Şöyle bir düşünelim; nelere nokta koymadık ki bu zamana kadar hayatta?
Doğduk, kundaktayken emeklemeye başladık, ana kucağına nokta koyduk. Hiç bir derdimizi anlatamamanın verdiği sıkıntıyı ağlamaya nokta koyduk, konuşmayı yeni sökerken. Okula başladık cahilliğe, ana ve baba himayesine nokta koyduk. Artık dışarı açılıyorduk, her geçen seneye nokta koyduk. İlk, orta, lise ve üniversite derken deli dolu çağımıza, vurdumduymazlığımıza, belki de asi gençliğimize nokta koyduk.
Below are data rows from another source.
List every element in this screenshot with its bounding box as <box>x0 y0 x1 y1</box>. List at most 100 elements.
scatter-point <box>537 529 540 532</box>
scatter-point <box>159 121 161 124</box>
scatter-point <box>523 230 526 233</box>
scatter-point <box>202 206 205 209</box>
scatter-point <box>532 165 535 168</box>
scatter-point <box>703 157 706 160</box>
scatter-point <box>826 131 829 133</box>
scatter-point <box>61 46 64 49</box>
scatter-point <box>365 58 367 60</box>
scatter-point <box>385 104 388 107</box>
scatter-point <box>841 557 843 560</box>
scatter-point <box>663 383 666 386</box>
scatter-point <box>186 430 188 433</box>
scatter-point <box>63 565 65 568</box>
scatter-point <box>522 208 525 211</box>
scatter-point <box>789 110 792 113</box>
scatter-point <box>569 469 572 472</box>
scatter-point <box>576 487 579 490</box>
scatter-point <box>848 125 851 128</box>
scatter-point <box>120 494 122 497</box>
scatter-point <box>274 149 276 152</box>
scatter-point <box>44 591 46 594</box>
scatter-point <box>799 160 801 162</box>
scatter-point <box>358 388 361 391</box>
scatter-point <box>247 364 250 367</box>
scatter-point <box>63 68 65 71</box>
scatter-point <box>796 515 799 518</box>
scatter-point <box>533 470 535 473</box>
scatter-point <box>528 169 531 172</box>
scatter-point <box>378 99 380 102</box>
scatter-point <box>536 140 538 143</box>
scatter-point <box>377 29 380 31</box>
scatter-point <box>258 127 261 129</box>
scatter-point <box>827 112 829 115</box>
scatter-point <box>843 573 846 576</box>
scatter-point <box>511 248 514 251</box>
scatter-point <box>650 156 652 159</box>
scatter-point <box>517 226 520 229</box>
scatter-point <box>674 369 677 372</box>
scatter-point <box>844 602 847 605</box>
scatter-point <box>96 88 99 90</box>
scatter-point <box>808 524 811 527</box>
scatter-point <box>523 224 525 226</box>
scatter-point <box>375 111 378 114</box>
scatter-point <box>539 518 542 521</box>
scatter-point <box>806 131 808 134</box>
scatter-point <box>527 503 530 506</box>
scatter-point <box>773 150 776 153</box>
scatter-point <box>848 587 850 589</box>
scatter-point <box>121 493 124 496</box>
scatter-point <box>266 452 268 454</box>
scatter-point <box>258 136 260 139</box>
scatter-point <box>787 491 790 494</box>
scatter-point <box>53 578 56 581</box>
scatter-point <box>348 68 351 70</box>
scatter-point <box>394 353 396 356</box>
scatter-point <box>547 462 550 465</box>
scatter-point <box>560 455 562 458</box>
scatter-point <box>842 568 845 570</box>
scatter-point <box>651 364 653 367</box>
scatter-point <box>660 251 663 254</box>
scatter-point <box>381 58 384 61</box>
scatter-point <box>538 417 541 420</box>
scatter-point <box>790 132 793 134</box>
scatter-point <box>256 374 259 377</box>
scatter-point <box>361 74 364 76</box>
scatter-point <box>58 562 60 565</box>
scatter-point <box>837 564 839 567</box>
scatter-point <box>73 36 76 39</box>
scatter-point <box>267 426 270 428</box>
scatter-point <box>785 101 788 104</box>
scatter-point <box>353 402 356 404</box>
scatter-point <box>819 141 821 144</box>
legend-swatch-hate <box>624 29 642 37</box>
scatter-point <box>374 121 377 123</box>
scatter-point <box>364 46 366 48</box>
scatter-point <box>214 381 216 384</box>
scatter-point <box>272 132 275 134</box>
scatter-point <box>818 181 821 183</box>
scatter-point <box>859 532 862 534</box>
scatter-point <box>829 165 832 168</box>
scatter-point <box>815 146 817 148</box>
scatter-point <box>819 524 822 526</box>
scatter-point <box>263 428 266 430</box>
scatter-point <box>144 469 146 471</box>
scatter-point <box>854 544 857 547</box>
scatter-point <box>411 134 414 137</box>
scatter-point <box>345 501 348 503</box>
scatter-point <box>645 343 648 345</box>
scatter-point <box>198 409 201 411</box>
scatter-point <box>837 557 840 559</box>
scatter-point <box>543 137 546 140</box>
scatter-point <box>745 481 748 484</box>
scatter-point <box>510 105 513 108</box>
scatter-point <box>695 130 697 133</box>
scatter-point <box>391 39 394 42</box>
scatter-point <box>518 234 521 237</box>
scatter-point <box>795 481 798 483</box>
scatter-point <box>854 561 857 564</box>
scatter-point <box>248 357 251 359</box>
Sonra bir de bakmışız ki evlenme, yuva kurma telaşesine kapılmışız. Çoluk, çocuğa da kavuşunca bekarlığa, yalnızlığa nokta koyuyoruz ister istemez. Bir de bakmışız ki, iki günlük ömrümüz kaldı, saç sakal ağardı. Yaş yetmiş iş bitmiş hesabı, bundan sonra hayattan pek bir beklentimiz de kalmamış. Çoluk, çocuktan sonra torunların sevinçleri ile sevinmeye, dertleri ile dertlenmeye başlarız. Sanki her şey bitiyormuş hissine kapılırız. Hep "sona mı geldim acaba?" deyip dururuz. Bu zamana kadar geçen hayatın evrelerini koyduğumuz her noktadan sonra, yeni bir sayfaları açar bize hayat aslında. Belki de bizim nokta dediğimiz şey sadece bir virgülden ibaretir. Noktasız diyarlarda buluşmak ümidi ile arkadaşlar.